L ast year when Bisnow launched “What It’s Really Like To Be A Woman In Commercial Real Estate,” our newsroom was responding to one of the industry’s worst-kept secrets: that behind the veneer of concrete, steel, glass and deals, there existed a crude “old boy’s club.” It pressed women down and out of the C-suite. It contributed to the wage disparity between men and women (more than 23%, according to CREW Network). And it fueled a feeling of disrespect and frustration among women who just wanted to feel safe and comfortable at work, to have a fair shot at the biggest deals, a seat in the boardroom, a chance to occupy the proverbial corner office and the right to be equally compensated for their hard work. When our anonymous confessional published in 2017, Harvey Weinstein was still solely known for his blockbuster films. How things have changed. His despicable actions helped to ignite a conversation that only existed in the shadows.

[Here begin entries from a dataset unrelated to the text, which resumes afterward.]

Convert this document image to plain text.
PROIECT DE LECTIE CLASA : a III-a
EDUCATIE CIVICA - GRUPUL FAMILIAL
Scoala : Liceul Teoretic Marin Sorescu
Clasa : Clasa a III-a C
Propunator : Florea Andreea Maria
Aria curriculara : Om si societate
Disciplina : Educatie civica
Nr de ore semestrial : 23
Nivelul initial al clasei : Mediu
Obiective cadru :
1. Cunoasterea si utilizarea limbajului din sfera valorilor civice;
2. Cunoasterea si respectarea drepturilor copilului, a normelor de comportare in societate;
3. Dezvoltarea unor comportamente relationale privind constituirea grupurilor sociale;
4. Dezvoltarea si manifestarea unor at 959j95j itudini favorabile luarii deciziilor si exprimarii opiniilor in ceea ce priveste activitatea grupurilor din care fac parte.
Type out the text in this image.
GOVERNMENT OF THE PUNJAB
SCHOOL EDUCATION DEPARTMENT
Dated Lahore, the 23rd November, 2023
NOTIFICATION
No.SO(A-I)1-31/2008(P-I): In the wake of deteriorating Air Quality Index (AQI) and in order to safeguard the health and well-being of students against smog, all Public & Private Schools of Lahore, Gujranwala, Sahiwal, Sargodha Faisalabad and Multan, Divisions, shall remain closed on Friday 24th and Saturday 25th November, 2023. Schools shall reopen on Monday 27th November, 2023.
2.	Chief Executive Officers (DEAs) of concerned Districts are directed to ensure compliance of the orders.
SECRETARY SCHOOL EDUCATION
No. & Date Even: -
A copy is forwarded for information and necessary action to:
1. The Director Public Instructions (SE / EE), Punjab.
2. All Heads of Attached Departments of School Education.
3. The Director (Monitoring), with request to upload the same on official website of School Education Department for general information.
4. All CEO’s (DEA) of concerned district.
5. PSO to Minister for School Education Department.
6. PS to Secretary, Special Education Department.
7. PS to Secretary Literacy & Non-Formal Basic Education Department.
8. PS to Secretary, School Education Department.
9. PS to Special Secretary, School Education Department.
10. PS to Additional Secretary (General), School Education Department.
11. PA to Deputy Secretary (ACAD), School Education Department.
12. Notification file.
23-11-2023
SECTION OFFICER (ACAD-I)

Eight months later, it has swept the world, and thanks to the #MeToo movement, women from all generations and backgrounds have been activated to speak up — this time in the limelight of the mainstream consciousness. Men are speaking up, too, and what they have to say about the movement and how they have been affected is at turns inspiring and disappointing. A new dialogue has gripped real estate offices across the world, and while people are demanding change, men and women alike cannot agree whether the movement has made things better or worse. Resentment abounds. This conversation is far from over, and the Bisnow news team decided to push it even further in 2018 by asking three questions to more than 100 male and female leaders in North America and Europe — with anonymity granted to all to get to the heart of CRE’s #MeToo movement and to find out what comes next.
“The #MeToo movement has absolutely not gone too far. Sadly, in my predominantly male brokerage environment, the most common response I have heard from men in my office is that it is “unfair for all men to have to feel so vulnerable and like they cannot even make jokes anymore without possible consequence.”
“I have begun to see myself, a 60-year-old professional woman, as part of the problem. The worst compliment I have ever received, and it was recently, was from a male supervisor who said that what he loved about me is I am not easily offended."
“To provide a more respectful and comfortable environment, a company needs to have the guts that when we see bad behavior they’re not afraid to terminate or put people on probation and have strict guidelines that are followed. Every company gives lip service, but I think companies need to carry through on their policies because too many don’t."